Caroline’s head came up quickly. “Oh yes, I feel that would only be civil. One would not stay, of course, but even if only to acknowledge that one is aware and to offer any help that may be possible. Poor Eloise! She will be quite shattered. They are very close. They have always been so fond of each other.”
Charlotte tried to imagine what it would be like to love someone so dearly and have to watch him day after day, mutilated beyond reparation, awake and sane, and be unable to help. But imagination stopped short of any sort of reality. She could remember Sarah’s death, of course, but that had been quick— violent and horrible, to be sure—but thank God, there had been no lingering, no stretching out of pain day after day.

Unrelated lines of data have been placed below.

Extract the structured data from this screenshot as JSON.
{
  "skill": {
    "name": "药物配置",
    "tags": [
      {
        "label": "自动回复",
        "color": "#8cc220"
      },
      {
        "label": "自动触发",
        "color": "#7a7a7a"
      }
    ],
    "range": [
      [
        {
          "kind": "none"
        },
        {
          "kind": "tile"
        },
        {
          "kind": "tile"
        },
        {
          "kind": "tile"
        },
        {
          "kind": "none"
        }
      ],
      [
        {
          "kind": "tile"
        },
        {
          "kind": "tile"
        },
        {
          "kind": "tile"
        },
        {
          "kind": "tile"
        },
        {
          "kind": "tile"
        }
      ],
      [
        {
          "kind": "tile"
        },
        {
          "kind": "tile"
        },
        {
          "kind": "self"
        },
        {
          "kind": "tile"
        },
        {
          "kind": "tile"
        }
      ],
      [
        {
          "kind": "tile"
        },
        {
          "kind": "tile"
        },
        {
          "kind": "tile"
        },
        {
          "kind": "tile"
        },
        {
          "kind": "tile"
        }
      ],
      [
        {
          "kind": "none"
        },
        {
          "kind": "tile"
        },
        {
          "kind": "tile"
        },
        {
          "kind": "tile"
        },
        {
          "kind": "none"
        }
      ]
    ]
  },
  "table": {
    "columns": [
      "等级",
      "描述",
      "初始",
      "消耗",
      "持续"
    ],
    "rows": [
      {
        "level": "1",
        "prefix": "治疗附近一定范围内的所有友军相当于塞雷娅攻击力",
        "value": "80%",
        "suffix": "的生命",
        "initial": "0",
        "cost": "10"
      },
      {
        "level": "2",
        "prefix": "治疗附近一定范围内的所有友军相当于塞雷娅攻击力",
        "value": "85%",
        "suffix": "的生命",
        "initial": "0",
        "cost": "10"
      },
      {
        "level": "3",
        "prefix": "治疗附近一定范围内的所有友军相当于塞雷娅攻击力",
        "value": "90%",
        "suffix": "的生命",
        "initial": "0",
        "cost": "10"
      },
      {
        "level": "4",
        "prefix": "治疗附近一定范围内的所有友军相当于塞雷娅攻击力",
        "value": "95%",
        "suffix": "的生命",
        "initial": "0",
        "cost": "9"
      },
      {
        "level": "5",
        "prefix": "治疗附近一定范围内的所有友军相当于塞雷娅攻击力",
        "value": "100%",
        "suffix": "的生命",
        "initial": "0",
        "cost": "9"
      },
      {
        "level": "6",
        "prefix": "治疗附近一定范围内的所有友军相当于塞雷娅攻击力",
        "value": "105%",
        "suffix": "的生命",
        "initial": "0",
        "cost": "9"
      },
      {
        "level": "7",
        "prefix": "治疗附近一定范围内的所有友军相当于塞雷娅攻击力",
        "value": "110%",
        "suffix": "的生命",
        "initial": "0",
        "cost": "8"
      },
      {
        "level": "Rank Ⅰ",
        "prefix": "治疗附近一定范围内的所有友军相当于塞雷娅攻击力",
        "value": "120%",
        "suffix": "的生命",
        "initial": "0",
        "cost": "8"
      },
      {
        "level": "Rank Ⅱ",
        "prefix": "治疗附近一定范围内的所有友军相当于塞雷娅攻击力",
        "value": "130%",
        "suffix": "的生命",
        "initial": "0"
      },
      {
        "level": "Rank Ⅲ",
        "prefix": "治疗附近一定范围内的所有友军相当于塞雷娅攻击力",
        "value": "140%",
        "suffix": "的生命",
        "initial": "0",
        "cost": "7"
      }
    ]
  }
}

“What can we possibly do?” she asked helplessly. “Just to call and say we are sorry seems so wretchedly trivial.”
“There isn’t anything else,” Caroline answered quietly. “Don’t try to think of everything today. Perhaps in the future there may be something—at least companionship.”
Charlotte received that in silence. The sunlight streaming across the carpet, picking out the garlands of flowers, seemed remote, more like a memory than anything present. The bowl of pink tulips on the table looked stiff, like an ornamental design, hieratic and foreign.
The maid opened the door. “Lady Ashworth, ma’am.” The maid bobbed a curtsy, and immediately behind her Emily came in, looking pale and less than her usually immaculate self.
“Mama, what a fearful thing! How ever did it happen?” She caught hold of Charlotte’s arm. “How did you hear? Thomas is not here, is he? I mean it’s nothing—”
“No, of course not!” Charlotte said quickly. “Mama sent the carriage for me.”
Caroline shook her head in confusion. “It was an accident. They were out driving. It was fine, and they had had a picnic somewhere and returned late, by a longer and more pleasant way. It’s all perfectly ridiculous!” For the first time there was anger in her voice as the futility of it struck her. “It need never have happened! A skittish horse, I suppose, or some wild animal cutting across a country road, frightening them. Or maybe it was an overhanging branch from some tree.”
“Well, that’s what one keeps woodsmen for!” Emily said in an explosion of impatience. “To see that there are no overhanging branches across carriageways.” Then equally quickly her anger vanished.